Dear Heart, where do you find
the courage to seek the Beloved
when you know He has annihilated
so many like you before?
I do not care, said my heart,
my only wish is to become
one with the Beloved
When I first read this I am struck by the questions it raises for me. What or who is the Beloved for me and what is my heart? The first insight that hits me is the notion of heart and Beloved being one and the idea of not caring how this comes about. As I think about it some more the Beloved for me could be attaining peace with the world and being totally comfortable with who and where I am. The heart is my compassionate self that is in some way separate from my thinking me. Now I notice the word annihilated and wonder at the thought that so many have sought enlightenment and failed. So I could be asking why my heart seeks this solace when my thinking self sees the likelihood of failure. I like the response of my heart and wish I could learn how he does this. As I write this I feel like I am in a riddle of the selves.
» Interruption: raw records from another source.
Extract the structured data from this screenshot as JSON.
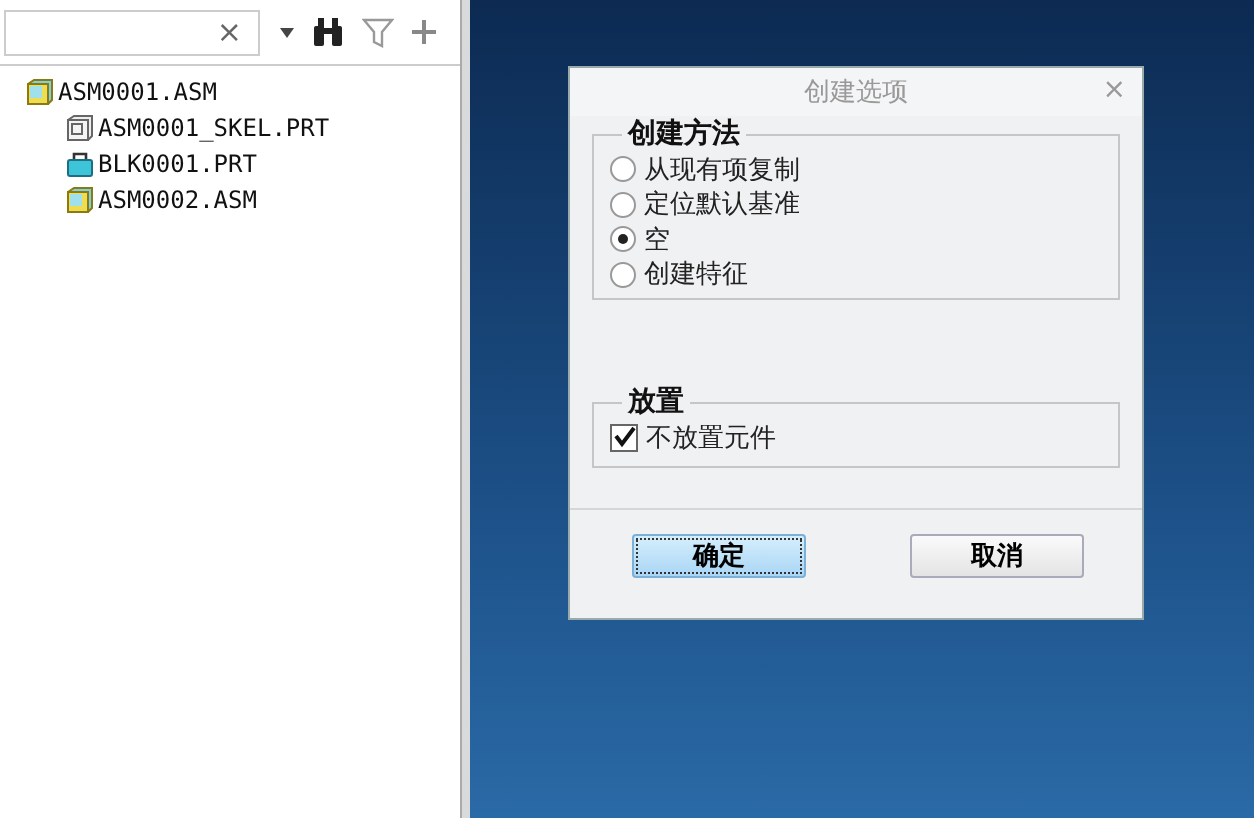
{
  "search": {
    "clear": "×"
  },
  "tree": [
    {
      "label": "ASM0001.ASM",
      "kind": "assembly",
      "children": [
        {
          "label": "ASM0001_SKEL.PRT",
          "kind": "skeleton"
        },
        {
          "label": "BLK0001.PRT",
          "kind": "part"
        },
        {
          "label": "ASM0002.ASM",
          "kind": "assembly"
        }
      ]
    }
  ],
  "dialog": {
    "title": "创建选项",
    "close": "×",
    "method_group": {
      "title": "创建方法",
      "options": [
        {
          "label": "从现有项复制",
          "selected": false
        },
        {
          "label": "定位默认基准",
          "selected": false
        },
        {
          "label": "空",
          "selected": true
        },
        {
          "label": "创建特征",
          "selected": false
        }
      ]
    },
    "placement_group": {
      "title": "放置",
      "checkbox": {
        "label": "不放置元件",
        "checked": true
      }
    },
    "buttons": [
      {
        "label": "确定",
        "default": true
      },
      {
        "label": "取消",
        "default": false
      }
    ]
  }
}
I want to let my heart become one with the Beloved but always tussle with my thoughts asking how and throwing his obstacles in my way. It occurs to me that so many are annihilated by themselves. Although paradoxical the view of the Beloved as a state of self allows this tautology or conundrum as we both allow the conditions for success but are also the main obstacle. It now rests with me that becoming one with the Beloved is about allowing myself to be. Don’t question, challenge or rate the odds just allow myself to be and follow where my wish takes me.